I was doing some homework tasks for math, and I got stuck on 10ii, proving that the stationary point is a maximum. I was wondering how would I be able to do this question. Would I need to second derivative at all?

Thank you!!!
The question wants you to avoid using the second derivative but rather "consider the gradient on each side of $x=e$".
$\text{So we just sub some numeric values in.}\\ \text{For a point on the left, we can try }x=2.\\ \text{When }x=2\text{, the calculator says that }\frac{dy}{dx} = 0.0767\dots > 0$
Therefore on the left of $x=e$, the curve is increasing.

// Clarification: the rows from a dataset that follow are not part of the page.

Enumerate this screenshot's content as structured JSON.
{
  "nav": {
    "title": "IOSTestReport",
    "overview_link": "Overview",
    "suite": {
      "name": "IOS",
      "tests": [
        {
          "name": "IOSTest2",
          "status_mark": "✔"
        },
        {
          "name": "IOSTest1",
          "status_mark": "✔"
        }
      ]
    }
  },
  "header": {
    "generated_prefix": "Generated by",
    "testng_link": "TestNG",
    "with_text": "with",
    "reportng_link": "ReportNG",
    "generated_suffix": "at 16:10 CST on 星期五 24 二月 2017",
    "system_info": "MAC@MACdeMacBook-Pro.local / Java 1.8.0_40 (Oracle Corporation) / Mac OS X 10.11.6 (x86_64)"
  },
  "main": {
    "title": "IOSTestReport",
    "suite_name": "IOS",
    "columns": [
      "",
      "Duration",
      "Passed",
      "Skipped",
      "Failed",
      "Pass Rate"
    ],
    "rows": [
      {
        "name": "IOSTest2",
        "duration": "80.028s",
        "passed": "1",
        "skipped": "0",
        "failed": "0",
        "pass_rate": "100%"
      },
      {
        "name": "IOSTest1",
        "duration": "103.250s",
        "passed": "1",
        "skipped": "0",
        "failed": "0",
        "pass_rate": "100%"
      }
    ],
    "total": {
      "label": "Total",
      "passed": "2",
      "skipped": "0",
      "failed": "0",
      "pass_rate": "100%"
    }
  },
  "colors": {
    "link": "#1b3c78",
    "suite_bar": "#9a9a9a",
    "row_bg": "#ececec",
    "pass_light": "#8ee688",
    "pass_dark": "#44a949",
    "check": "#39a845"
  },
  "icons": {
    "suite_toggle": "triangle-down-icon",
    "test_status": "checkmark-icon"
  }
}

$\text{For a point on the right, we can try }x=3.\\ \text{When }x=3\text{, the calculator says that }\frac{dy}{dx} = -0.0109\dots < 0$
Therefore on the right of $x=e$, the curve is decreasing.
$\text{So the curve increases, until it reaches }x=e.\\ \text{Then after }x=e\text{, it decreases.}\\ \text{That's all that is required to conclude that }x=e\\ \text{must therefore be a local maximum.}$
This method (which is really just a table of values) should be noted, because sometimes computing the second derivative is just nastily exhausting effort. The whole point of this method is to get you out of that trouble.
Remark: Second derivative
$\text{If you insist on using the second derivative}\\ \text{you more or less need the quotient rule }\textit{again}.$
\begin{align*}\frac{dy}{dx} &= \frac{x\cdot \frac1x - 1 \cdot \ln x}{x^2}\\ &= \frac{1-\ln x}{x^2}\\ \therefore \frac{d^2y}{dx^2} &= \frac{x^2\cdot -\frac1x - 2x(1-\ln x)}{x^4}\end{align*}
$\text{At this point, you can now sub }x=e\text{ in straight away.}$
This can optionally be simplified to $\frac{d^2y}{dx^2} = \frac{-3x+2x\ln x}{x^4} = \frac{-3+2\ln x}{x^3}$ but you don't really need to. You can just sub $x=e$ into the unsimplified expression.

For this question though, in theory you should not do this. This is because they told you to use the other method.